What’s interesting is that Wimbledon’s got historical links with serious music. The earliest references are to the Elizabethan Lord of the Manor, Thomas Cecil, back in the 1550s. Two centuries later in 1779, George Spencer the future 2nd Earl and Lord of the Manor celebrated his 21st birthday playing the chamber organ.
In the 1820s and 30s, the Duchess of Cannizzaro boosted Wimbledon’s music reputation – hosting concerts for selected guests at Cannizaro House, Westside Common and even holding them on Sundays which was massively controversial at the time. The Duchess built up a library of musical manuscripts and was spotted regularly at upmarket musical events across the country.
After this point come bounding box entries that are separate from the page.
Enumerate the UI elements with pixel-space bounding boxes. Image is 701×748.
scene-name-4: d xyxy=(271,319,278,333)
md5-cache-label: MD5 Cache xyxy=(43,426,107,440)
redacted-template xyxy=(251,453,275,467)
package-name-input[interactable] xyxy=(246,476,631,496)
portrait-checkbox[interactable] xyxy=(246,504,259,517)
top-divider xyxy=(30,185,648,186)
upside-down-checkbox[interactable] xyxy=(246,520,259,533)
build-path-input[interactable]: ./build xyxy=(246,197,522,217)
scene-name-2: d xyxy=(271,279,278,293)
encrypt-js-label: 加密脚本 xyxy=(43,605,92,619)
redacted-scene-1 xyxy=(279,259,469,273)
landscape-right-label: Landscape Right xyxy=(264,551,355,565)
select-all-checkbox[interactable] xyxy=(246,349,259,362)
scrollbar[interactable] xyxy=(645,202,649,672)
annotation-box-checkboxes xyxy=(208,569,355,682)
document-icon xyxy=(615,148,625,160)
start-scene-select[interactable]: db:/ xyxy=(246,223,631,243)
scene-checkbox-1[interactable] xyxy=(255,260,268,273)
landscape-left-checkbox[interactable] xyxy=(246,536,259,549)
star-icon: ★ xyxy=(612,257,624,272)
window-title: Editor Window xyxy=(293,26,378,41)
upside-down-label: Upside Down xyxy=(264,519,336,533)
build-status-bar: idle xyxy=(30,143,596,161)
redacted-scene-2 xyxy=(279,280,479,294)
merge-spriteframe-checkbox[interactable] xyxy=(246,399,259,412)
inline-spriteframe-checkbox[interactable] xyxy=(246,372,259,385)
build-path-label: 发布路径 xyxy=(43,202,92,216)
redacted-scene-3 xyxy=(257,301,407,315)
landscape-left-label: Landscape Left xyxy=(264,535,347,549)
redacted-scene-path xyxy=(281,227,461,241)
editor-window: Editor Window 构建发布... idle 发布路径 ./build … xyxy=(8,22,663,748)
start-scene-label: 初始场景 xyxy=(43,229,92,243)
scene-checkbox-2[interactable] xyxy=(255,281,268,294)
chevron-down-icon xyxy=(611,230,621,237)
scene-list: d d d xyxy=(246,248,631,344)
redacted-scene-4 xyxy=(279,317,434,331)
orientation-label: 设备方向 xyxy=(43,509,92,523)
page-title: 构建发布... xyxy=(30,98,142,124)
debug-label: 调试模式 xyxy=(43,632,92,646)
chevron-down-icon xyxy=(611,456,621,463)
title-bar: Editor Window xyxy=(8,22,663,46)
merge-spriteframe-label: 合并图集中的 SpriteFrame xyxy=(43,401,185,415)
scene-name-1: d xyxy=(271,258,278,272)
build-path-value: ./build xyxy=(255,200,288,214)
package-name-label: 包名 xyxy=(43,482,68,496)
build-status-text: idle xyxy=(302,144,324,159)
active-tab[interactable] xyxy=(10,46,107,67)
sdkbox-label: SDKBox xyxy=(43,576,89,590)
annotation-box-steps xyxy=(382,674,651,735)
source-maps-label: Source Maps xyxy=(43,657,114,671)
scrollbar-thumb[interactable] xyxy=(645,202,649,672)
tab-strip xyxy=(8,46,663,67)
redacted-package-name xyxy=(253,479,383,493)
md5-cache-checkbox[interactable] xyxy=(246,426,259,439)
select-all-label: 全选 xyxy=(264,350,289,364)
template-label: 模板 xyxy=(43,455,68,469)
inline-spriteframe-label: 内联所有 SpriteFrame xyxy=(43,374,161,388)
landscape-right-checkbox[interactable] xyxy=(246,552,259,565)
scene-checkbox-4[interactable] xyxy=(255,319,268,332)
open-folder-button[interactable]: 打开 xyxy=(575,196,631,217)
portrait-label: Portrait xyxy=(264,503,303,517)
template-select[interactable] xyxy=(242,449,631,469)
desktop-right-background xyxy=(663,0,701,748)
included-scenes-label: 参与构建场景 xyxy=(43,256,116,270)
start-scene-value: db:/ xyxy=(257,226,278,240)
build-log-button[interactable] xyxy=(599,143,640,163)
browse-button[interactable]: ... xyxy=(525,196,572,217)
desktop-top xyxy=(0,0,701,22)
It’s not just the festival either – there’s been much musical entertainment at Wimbledon Theatre during the last century and the annual open air festival in Cannizaro Park from 1989 onwards had fantastic productions of opera and ballet. The demand’s continuing with the Fifth International Music Festival – and that was all part of the plan! Theatre and film director, Anthony Wilkinson, who organises the festival; said that when he started the event five years ago, he wanted Wimbledon to be on the world map for sport and music and he seems to be well on the way to succeeding.
So it seems that Wimbledon is slowly developing credibility as a musical cultural hub as well as a sporting one. Brand Wimbledon’s growing in its international reputation – and it looks as if that’s not going to stop anytime soon.